Plagiarism and Copyright piracy on the web

Team 3

 

 

Plagiarism:

·       To steal and pass off (the ideas or words of another) as one’s own.

·       To use another’s production without crediting the source.

·       An act of fraud, involving both stealing someone else’s work and lying about it afterwards.

·       If you cite your work incorrectly, it is still plagiarism.

Courtesy of: http://www.m-w.com/dictionary/plagiarism

 

Invisible Revisability:

·       The process by which an internet document can be altered, moved or removed entirely from the web with no visible trace of the alteration.

 

Example:

“There is a serious problem in citing electronic information that seems inescapable, a problem called ‘invisible revisability.’ A citation gives the content and the location of the information at the time of access. Unlike most printed information, electronic information may have been silently modified, moved, or deleted by the time a reader tries to verify the citation. What might be assumed to be the same document as earlier, because it was accessed using the same URL, could be slightly or markedly different. For example, if you had sent e-mail in July 1996 to someone with the message "get h-net jobguide", a position cited on 30 January 1996 would not have been listed, because H-Net constantly updated the guide with more recent listings, usually weekly. (The job guide is no longer distributed by e-mail. If you send such a message today you will get a reply saying the file does not exist.)

 

Citations might, therefore, on occasion appear to be incorrect through no fault of the researcher. A reader might be hard pressed to distinguish between these innocent cases and cases in which the researcher is careless or even fraudulent in citing. For this reason, you should always give preference in citing to a printed version of the information, because its text is rather fixed and more durable over a period of time. Cite electronic information only when a printed version does not exist or you cannot locate it or use it conveniently.”

Crouse, Maurine. Citing Electronic Information in History Pages. Department of History, University of Memphis. 5 February 2008. http://history.memphis.edu/mcrouse/index.html

 

How has the web increased the importance of plagiarism?

·       The internet has allowed for an exponential increase in plagiarism. Information of any kind can be searched for and acquired in a matter of seconds and it can just as easily be stolen and displayed as one's own.

·       Many people are more likely to plagiarize from internet sources because one can simply copy and paste words from a web page directly into a document. Because of this, plagiarism of internet sources is a crime that must be monitored very diligently.

·       You can also be getting false information from the web and not even know it, most websites do not cite where they are getting their information.

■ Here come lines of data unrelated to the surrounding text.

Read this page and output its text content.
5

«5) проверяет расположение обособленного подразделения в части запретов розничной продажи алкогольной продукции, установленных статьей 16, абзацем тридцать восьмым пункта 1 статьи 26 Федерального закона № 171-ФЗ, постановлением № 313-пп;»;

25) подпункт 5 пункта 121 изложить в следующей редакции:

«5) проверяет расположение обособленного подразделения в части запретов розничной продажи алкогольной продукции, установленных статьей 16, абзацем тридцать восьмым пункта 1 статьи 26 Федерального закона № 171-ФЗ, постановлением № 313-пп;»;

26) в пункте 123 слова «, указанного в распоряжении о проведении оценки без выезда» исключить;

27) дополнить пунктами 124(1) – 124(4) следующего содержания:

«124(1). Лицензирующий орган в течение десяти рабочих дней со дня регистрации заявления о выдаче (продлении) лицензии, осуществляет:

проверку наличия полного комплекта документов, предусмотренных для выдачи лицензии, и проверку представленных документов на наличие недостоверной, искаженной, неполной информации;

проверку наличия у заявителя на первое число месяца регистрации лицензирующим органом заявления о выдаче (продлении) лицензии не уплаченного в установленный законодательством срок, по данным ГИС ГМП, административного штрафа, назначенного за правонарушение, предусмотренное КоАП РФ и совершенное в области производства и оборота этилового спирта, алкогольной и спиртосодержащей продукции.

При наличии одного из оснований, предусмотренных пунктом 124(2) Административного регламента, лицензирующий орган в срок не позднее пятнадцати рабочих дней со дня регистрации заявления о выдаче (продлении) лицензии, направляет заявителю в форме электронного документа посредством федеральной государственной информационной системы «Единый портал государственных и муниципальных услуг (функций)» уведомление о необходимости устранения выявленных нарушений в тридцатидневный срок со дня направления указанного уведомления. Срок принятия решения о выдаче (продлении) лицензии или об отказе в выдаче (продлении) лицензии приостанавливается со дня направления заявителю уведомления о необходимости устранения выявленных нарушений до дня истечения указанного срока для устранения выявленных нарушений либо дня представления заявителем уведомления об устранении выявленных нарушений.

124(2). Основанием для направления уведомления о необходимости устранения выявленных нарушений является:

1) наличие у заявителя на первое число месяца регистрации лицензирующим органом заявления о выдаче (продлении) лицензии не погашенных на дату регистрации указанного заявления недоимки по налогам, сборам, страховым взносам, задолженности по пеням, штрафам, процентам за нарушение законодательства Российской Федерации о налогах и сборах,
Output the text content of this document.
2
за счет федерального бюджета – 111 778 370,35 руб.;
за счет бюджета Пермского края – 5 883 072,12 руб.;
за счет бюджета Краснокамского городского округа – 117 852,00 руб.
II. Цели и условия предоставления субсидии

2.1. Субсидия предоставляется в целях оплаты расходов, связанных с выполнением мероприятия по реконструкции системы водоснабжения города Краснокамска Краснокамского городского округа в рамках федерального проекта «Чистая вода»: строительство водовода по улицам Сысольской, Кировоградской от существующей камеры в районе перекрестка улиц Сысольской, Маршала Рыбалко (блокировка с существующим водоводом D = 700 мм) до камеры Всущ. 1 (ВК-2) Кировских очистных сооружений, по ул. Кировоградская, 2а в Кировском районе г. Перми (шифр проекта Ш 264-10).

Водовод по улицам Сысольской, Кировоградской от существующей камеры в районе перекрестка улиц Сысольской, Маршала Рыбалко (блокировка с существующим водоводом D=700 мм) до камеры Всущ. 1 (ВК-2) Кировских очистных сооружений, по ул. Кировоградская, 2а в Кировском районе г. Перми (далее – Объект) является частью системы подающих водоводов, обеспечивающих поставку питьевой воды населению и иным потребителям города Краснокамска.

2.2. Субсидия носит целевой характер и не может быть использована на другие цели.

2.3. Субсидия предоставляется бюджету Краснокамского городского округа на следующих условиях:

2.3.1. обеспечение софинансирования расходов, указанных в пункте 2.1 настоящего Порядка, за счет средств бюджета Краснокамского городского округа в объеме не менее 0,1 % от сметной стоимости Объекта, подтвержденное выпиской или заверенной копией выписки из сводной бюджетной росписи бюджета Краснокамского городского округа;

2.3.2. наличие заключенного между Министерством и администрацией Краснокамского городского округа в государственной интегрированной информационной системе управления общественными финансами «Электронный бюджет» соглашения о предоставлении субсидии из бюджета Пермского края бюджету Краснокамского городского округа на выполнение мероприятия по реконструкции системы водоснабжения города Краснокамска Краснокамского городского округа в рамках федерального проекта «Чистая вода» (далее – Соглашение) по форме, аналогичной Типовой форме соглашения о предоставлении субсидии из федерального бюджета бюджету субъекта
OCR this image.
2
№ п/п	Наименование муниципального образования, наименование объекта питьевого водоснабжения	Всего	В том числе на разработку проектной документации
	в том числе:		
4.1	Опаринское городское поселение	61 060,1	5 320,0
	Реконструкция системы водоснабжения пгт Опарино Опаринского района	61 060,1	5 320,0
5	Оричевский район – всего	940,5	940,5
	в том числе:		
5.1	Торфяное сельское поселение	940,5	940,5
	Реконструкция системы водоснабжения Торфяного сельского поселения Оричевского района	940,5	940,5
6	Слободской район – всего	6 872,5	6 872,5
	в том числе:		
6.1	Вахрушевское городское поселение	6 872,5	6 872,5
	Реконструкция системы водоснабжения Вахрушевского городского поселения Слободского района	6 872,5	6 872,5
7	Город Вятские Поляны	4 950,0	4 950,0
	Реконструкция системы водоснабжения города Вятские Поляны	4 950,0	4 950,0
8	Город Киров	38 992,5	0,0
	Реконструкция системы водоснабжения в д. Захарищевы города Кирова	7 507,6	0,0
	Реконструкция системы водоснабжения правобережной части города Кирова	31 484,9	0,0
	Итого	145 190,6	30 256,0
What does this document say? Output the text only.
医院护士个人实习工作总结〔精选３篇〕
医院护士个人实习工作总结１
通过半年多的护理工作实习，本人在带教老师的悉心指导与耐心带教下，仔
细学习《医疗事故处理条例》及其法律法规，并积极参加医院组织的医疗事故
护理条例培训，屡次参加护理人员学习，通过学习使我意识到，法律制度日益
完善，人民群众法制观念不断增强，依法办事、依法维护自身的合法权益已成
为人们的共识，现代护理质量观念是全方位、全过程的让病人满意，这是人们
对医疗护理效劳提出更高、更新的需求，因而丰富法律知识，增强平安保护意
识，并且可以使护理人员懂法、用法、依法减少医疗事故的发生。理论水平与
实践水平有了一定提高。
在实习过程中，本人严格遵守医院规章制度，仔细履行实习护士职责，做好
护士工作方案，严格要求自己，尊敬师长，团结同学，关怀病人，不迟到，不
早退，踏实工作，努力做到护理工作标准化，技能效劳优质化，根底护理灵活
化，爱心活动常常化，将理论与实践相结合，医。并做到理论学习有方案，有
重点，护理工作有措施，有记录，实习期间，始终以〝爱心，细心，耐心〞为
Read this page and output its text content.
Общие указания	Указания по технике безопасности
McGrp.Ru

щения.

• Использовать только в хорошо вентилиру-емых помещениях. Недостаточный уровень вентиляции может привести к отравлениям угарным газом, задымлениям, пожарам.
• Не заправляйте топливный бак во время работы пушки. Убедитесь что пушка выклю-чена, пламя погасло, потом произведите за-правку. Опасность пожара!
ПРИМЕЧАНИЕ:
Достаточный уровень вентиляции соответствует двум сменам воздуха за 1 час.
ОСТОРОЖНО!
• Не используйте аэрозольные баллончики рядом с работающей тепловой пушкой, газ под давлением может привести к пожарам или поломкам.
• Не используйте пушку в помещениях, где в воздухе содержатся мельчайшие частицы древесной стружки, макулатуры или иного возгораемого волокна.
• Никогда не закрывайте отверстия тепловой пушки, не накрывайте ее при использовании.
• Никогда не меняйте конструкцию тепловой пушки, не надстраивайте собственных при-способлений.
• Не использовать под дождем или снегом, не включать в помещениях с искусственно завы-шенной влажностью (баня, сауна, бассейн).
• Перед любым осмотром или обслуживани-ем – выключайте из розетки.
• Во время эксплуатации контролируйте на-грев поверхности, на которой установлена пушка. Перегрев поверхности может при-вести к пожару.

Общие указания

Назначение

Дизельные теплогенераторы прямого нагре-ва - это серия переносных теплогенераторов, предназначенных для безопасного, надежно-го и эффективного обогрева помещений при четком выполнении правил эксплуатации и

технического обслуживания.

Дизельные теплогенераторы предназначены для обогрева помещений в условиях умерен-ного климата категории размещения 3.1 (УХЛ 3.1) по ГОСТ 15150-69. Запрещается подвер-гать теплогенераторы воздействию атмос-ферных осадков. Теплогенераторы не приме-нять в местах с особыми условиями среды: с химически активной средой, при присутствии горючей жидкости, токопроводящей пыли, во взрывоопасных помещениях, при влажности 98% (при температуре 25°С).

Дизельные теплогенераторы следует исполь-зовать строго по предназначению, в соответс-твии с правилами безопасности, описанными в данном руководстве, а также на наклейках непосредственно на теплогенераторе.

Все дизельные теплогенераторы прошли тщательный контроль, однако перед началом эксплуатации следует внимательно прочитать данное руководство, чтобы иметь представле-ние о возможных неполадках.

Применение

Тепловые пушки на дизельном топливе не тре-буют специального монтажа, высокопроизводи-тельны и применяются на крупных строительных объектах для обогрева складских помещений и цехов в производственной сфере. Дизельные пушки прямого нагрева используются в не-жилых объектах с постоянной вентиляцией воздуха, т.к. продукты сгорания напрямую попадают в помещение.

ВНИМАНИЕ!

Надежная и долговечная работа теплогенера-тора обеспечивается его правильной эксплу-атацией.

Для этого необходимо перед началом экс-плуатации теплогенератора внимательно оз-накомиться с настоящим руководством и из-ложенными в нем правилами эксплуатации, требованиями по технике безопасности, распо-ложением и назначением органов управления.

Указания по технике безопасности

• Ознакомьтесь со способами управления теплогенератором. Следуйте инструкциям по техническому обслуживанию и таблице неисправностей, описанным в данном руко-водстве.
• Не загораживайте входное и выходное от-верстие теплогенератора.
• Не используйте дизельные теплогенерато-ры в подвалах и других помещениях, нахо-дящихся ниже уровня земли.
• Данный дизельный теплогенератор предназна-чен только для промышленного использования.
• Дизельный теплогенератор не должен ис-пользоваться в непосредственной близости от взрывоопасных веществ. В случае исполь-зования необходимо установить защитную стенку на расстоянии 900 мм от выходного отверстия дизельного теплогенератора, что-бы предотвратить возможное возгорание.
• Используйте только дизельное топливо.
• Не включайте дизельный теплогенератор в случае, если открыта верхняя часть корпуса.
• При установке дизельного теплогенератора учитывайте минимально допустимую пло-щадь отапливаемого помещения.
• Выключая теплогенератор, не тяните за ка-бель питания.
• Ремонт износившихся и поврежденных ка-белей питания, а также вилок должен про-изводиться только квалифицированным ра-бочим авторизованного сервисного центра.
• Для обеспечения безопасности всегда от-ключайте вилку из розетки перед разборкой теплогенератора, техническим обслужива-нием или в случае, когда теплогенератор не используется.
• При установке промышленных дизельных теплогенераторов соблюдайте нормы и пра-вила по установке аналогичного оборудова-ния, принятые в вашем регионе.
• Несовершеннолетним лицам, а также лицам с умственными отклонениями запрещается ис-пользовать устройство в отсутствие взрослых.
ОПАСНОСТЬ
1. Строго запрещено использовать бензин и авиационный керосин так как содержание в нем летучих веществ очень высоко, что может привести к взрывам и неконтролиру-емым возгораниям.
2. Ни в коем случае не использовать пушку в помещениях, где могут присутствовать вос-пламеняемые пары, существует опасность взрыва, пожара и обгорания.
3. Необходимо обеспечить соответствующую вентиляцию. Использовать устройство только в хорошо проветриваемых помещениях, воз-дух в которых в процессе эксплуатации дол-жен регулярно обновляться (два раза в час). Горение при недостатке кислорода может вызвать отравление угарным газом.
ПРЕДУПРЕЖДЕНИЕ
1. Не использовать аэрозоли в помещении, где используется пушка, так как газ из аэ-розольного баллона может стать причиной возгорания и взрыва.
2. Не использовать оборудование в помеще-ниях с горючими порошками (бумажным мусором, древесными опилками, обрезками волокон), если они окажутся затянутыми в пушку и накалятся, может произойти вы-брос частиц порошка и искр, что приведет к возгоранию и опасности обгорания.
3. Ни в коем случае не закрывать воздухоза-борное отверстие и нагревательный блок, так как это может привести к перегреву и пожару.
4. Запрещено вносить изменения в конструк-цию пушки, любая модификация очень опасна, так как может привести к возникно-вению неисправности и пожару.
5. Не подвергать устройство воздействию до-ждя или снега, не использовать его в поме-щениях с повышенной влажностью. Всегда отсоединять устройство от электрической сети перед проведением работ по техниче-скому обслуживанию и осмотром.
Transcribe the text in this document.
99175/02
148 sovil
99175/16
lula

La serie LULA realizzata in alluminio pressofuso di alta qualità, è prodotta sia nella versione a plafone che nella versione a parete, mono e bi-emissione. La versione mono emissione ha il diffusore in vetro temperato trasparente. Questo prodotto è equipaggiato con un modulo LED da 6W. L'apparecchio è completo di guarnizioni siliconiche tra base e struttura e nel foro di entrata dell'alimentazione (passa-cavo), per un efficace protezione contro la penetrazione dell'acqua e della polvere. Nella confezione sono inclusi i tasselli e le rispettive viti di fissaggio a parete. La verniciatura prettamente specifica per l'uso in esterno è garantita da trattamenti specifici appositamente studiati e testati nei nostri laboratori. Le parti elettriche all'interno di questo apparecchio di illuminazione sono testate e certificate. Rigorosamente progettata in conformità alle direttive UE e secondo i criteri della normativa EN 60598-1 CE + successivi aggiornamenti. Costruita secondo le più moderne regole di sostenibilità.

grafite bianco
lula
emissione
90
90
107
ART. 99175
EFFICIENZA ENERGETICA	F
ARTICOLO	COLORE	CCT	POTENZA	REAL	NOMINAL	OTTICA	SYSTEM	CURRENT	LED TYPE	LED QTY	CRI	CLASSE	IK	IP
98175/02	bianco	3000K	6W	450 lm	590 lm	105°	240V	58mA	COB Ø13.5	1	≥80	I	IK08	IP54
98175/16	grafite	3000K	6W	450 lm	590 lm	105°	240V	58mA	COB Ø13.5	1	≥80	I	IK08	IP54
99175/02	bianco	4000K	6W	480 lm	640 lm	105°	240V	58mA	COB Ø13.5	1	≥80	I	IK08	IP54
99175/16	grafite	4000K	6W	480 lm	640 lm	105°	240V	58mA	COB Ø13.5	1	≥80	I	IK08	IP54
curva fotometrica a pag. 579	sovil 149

When the work is cited, you are able to trace it backwards and verify if it is substantial.

Who suffers in a case of plagiarism and how?

·       The person who originally wrote the text that is being plagiarized suffers from this action. They suffer because the time and effort that they put into creating a unique and thought out document gets unethically stolen by someone who claims the work as his own. Critical ideas and thoughts may be stolen via plagiarism and this can lead to significant losses for the original writer; this can mean both emotional losses as well as monetary losses.

The major consequence of plagiarism is that people who engage in it hurt themselves.  Good research and writing involve a host of skills:  for a start, evaluating sources, taking careful notes, selecting appropriate quotations, paraphrasing, and giving credit to others for their ideas and words.  Students who plagiarize may never learn these skills, and life in college and beyond can be difficult without them.

Of course people who engage in plagiarism also hurt others:  for one, their classmates, and for another, the school or university they attend.  At the very least, turning in plagiarized work is unfair to students who do their own work.  It also jeopardizes the integrity of the grading system.   And whether detected or not, plagiarism violates the implicit contract of the schoolroom:  that students and teachers are working together to help students learn knowledge and skills that will enable them to fulfill their potential.

Courtesy of Baylor School: http://mail.baylorschool.org/~jstover/plagiarism/consequences.htm

 

            Consequences of plagiarism.
 
·       If you are caught plagiarizing, your academic consequences depend on your college’s policy and the degree of how bad it is.
 
·       It often results in failure of the assignment, course, and sometimes even expulsion.
 
·       Legal fines of 100-50,000+ dollars can be applied.
 
·       If you earn more than 2,500 dollars off of it you are looking at 250,000 dollars and up to 10 years and jail.
 
·       It may stay on your college or criminal record so it will be hard to apply for another college or job.